I was intrigued by one of the points mentioned in this question regarding grease fills, namely:
[...] which means that the ball bearings get to distribute the load over the entire surface area, whereas the axle hubs and the cones get the stress in just one continuous band of limited area.
The premise of this statement makes sense to me. In a wheel hub, the bearing cones/inner races are fixed to the axle, which is in turn fixed to the frame/fork. The bearing balls therefore would only contact the lower half of the cone as the bearing's internal clearance means that its upper half is unloaded, as seen in the following diagram:
It is obvious that the cups/outer races rotate with the hub shell and therefore have fairly evenly distributed wear, so they are irrelevant to the question.

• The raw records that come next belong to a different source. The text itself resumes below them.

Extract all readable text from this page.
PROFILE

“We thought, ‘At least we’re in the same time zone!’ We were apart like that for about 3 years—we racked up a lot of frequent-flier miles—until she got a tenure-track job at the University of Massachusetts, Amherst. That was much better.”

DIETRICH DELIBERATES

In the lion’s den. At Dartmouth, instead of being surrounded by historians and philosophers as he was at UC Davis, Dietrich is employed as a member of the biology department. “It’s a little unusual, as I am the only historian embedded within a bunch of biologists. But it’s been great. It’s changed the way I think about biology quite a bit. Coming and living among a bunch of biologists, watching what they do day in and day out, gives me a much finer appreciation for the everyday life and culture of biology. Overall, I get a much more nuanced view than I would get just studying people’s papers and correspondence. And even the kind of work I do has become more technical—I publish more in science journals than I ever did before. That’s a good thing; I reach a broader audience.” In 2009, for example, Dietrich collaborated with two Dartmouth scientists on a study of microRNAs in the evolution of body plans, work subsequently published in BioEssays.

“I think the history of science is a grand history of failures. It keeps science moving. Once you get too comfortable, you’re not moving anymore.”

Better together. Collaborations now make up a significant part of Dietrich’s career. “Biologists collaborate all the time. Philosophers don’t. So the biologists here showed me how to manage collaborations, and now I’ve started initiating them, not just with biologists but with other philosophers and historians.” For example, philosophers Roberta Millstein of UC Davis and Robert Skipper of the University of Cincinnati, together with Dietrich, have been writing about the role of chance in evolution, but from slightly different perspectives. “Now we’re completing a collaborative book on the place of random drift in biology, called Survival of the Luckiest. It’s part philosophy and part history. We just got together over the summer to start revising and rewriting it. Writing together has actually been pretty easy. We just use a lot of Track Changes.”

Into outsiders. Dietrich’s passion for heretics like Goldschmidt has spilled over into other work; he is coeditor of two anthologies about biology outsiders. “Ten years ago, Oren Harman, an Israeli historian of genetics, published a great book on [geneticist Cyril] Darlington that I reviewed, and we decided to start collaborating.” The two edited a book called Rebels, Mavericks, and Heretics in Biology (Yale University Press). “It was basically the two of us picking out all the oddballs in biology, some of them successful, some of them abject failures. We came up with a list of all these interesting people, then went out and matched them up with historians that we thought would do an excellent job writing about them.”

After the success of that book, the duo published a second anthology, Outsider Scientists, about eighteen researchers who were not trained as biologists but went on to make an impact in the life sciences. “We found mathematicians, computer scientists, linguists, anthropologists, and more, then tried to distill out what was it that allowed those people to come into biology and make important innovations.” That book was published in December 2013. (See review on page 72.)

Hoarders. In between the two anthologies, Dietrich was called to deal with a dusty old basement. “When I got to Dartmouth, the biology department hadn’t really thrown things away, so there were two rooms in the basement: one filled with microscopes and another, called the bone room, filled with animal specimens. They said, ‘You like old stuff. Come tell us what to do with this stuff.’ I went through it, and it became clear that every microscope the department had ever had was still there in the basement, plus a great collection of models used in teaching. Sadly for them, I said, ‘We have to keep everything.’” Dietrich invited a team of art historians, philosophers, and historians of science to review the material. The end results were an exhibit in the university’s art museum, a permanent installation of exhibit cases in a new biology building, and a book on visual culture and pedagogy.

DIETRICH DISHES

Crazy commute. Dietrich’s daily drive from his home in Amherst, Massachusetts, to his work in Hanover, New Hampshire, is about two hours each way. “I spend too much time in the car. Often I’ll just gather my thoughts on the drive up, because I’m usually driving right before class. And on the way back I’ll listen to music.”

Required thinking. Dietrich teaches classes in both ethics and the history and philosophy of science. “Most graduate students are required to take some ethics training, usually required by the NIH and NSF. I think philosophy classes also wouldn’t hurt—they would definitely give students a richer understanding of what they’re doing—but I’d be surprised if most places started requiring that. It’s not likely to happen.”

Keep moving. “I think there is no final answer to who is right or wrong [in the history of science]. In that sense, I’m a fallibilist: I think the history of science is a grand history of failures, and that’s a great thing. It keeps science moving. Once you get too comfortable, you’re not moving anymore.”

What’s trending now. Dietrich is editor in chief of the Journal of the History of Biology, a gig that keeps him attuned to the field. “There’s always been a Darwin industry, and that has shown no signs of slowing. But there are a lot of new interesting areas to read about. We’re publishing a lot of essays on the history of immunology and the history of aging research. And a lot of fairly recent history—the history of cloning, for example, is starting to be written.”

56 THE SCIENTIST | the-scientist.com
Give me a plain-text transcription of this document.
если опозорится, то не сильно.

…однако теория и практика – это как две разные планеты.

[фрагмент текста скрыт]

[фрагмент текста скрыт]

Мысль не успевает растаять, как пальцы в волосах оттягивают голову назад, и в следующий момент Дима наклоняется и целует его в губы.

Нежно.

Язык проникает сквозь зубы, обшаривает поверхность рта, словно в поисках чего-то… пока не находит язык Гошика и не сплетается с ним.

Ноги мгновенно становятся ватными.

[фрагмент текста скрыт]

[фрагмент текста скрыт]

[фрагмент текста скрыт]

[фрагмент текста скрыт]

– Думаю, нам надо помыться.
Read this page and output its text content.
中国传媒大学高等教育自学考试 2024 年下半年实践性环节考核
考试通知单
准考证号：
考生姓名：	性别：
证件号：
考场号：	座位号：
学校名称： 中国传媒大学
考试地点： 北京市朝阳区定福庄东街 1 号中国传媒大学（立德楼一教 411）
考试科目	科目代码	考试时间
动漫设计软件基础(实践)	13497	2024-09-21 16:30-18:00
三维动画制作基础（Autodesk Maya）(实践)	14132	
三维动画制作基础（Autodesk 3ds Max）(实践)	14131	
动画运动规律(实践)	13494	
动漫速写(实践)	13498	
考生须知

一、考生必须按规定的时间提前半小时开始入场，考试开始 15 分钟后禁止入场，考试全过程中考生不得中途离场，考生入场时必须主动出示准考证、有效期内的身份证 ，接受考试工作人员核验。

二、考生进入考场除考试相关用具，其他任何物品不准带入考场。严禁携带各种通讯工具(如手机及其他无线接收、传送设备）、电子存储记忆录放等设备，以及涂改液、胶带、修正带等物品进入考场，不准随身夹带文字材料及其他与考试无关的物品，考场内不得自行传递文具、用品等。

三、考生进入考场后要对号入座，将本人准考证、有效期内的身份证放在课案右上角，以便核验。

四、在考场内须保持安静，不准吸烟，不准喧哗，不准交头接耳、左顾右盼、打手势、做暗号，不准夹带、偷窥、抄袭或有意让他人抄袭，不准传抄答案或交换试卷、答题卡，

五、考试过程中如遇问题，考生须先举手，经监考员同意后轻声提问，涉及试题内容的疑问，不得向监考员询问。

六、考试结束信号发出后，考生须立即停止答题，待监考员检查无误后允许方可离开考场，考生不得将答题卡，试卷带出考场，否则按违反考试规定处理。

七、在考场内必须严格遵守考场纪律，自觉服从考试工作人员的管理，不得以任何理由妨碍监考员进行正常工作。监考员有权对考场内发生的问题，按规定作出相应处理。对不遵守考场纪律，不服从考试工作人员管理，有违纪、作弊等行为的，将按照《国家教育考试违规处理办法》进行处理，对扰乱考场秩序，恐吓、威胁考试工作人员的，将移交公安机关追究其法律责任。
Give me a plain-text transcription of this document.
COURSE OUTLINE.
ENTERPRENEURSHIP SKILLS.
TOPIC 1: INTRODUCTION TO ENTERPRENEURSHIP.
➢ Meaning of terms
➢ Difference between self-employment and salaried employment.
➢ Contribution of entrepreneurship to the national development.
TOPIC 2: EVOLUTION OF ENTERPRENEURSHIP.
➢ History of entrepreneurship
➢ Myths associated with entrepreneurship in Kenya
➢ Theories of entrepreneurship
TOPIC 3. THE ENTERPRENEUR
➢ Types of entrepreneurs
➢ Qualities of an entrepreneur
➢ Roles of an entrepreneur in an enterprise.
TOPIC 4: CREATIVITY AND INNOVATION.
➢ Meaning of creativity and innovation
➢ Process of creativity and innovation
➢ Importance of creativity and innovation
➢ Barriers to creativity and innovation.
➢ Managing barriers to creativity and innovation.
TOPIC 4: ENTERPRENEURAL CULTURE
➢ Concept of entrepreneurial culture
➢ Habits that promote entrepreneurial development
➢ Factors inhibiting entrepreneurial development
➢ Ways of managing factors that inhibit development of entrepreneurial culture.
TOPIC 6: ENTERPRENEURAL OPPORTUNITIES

Imagine a brand-new wheel (and therefore a hub) that is installed in a frame/fork and then not removed for some period of riding, let's say a year of hard riding. In that time, only that specific section of the cone would be worn. Would it make sense to then intentionally install the wheel in a different orientation at some point in time to allow a different section of the cone to be worn instead?
Taking the situation to an extreme, imagine a wheel that is installed and then never removed again until it is time for bearing replacement. Would the rider be able to extract a bit more life from the bearings by installing the wheel so the axle is rotated 180° from its old position to utilize the unworn side of the cone?
The question could also extend to other bicycle bearings, such as bottom brackets, where the cups/outer races only see wear at the bottom. Could one extract the bearings and then reinstall them upside down to extend their lifespan? Pedal bearings will also see uneven wear due to the rider's foot placement choice.